We can run your simulations for you on our computers. We can help you manage simulation data, maintaining a system of record so that you know the exact conditions, parameters and other meta-data associated to each simulation run, ensuring reproducibility and accuracy. We can also help tie your simulation activities into our optimal learning framework to reduce the number of in-silico experiments you need to perform in order to learn what you need to know.
Machine learning and knowledge discovery
We can use general statistical and machine learning techniques such as regression, clustering and classification as well as more sophisticated techniques such as deep learning to leverage your experimental data in powerful ways, such as structure/property predictions.
We’re developing a software package to help scientist navigate the vast amount of scientific literature using natural language processing. Working with us, we can tune this service to match your specific needs, allowing you to quickly ascertain relevant historical and state-of-the-art experimental procedures and numerical data.

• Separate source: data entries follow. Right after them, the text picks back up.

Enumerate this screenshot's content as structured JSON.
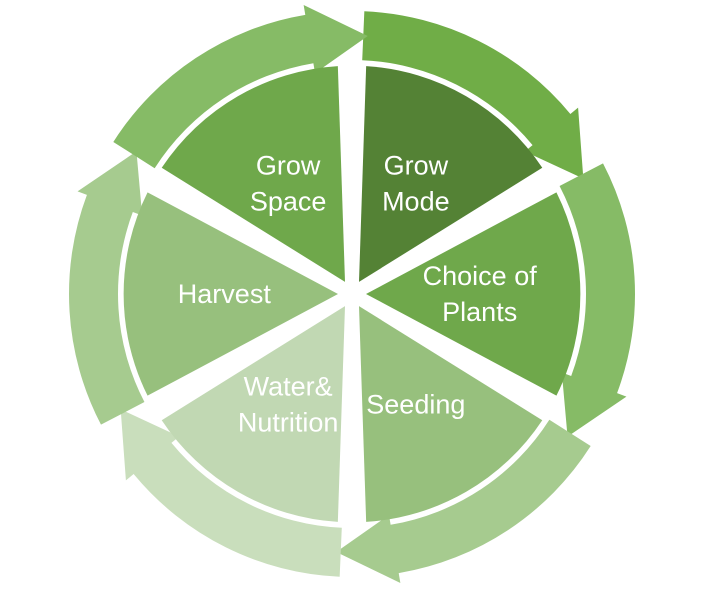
{
  "diagram": {
    "type": "cycle",
    "direction": "clockwise",
    "segments": [
      {
        "id": "grow-mode",
        "lines": [
          "Grow",
          "Mode"
        ],
        "color": "#548235",
        "arrow_color": "#70AD47"
      },
      {
        "id": "choice-of-plants",
        "lines": [
          "Choice of",
          "Plants"
        ],
        "color": "#6FA84B",
        "arrow_color": "#86BB66"
      },
      {
        "id": "seeding",
        "lines": [
          "Seeding"
        ],
        "color": "#97C07D",
        "arrow_color": "#A6CB8F"
      },
      {
        "id": "water-nutrition",
        "lines": [
          "Water&",
          "Nutrition"
        ],
        "color": "#C1D8B3",
        "arrow_color": "#C9DEBC"
      },
      {
        "id": "harvest",
        "lines": [
          "Harvest"
        ],
        "color": "#97C07D",
        "arrow_color": "#A6CB8F"
      },
      {
        "id": "grow-space",
        "lines": [
          "Grow",
          "Space"
        ],
        "color": "#6FA84B",
        "arrow_color": "#86BB66"
      }
    ]
  }
}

We’re also designing an automated learner for chemical reaction networks and their associated kinetics.
Our core expertise
Our group incorporates researchers from a broad set of backgrounds, including statistics, computer science, applied mathematics, computational materials science, and operations research.
Multiscale modeling and simulation
From fully atomistics molecular dynamics simulation, to numerically solving differential equations of a numerical models, we have experience in theoretically describing nano and micro-scale systems. Specifically, our expertise centers around kinetics and thermodynamics of many-body systems, and in molecular dynamics and kinetic Monte Carlo simulation.
Statistics and machine learning
We have experience in the analysis and modeling of, and inference from large data sets. We’re also adept in general machine learning techniques from simple regression to more sophisticated methods such as deep learning.
Uncertainty is inevitable in laboratory science, and can arise from several sources. We can draw on our extensive statistical knowledge to quantify and model uncertainty, providing statistically robust solutions to your uncertain problems.
Optimization under uncertainty
How do you make decisions under uncertainty and noise, in order to achieve some objective? We study how to properly model and compute optimization problems when random variables (often a large number of them) are involved. Randomness and uncertainty can come from many different sources, and can impact the solution in a myriad of ways. Members have spent the last few decades researching this topic, providing solutions in transportation and logistics, energy , healthcare and laboratory sciences.